Were they playing too hard to get? Could be. The city’s application was contingent on the city getting a weekend race, of which there are only three. Amgen organizers said they wanted to reserve weekend days for bigger media markets. Hmmm.

Well, it appears that if Santa Rosa really wants to be part of this two-wheeled extravaganza, it may need to reconsider its opposition to a weekday visit. (Isn’t that when there are more vacancies in hotels anyway?)

Either way, Amgen, we may take a dim-view of your decision to leave Sonoma County at the curb, but we’ll leave a light on for you. At least for 2016.

What players aren’t in trouble?

It appears NFL now officially stands for “Needs Felony Lawyers.”

Just a day after San Francisco 49ers linebacker Aldon Smith apologized to the organization and fans for his knucklehead antics and nine-game suspension, another Niner was in the news — and behind bars. Starting defensive lineman Ray McDonald was being held without bail Sunday on a felony charge of domestic violence, according to Santa Clara County Department of Corrections.

In addition to coming on the heels of Smith’s apology — for felony possession of an assault weapon, making a bomb threat at an airport, etc. — McDonald’s arrest came just three days after NFL commissioner Roger Goodell overhauled how the league will handle players involved in domestic abuse cases.

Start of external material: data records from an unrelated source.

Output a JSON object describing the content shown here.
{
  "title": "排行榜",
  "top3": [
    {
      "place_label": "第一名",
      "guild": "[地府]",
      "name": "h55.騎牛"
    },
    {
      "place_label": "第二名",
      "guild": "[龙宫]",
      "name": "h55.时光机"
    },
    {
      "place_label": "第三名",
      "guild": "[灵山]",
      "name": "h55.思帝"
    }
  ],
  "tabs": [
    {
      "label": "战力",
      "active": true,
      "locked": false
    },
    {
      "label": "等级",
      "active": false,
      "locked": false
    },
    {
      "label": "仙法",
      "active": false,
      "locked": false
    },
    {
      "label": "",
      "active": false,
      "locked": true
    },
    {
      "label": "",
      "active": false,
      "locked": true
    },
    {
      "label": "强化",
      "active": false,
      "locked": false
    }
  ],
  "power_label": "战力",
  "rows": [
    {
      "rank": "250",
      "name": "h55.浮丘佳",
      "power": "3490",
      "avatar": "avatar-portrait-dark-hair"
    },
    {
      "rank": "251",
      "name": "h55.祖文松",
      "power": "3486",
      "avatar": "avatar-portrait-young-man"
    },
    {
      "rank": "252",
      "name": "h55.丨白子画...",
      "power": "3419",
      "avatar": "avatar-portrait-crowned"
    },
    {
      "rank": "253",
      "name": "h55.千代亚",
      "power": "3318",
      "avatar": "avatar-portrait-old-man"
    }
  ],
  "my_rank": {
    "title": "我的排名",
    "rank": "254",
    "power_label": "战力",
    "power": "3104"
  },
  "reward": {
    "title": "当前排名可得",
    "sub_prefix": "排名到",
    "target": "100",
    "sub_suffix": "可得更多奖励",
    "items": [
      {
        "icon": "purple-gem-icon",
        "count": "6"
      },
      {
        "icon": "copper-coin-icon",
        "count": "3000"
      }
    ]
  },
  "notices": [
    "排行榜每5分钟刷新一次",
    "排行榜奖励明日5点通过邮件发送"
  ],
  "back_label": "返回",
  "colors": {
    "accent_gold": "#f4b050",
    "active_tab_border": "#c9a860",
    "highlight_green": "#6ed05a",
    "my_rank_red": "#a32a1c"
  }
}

The first incident will result in a six-game suspension. A second could result in an indefinite ban.

This came with an admission from Goodell that he did not handle the case involving Baltimore running back Ray Rice well. Rice was suspended a mere two days for domestic violence.

Suggestion: Rather than announcing all the players who are in legal trouble each week, the NFL should simply list those who are not in hot water. Call it the LAP — “legally able to perform” — list. It shouldn’t take long to assemble.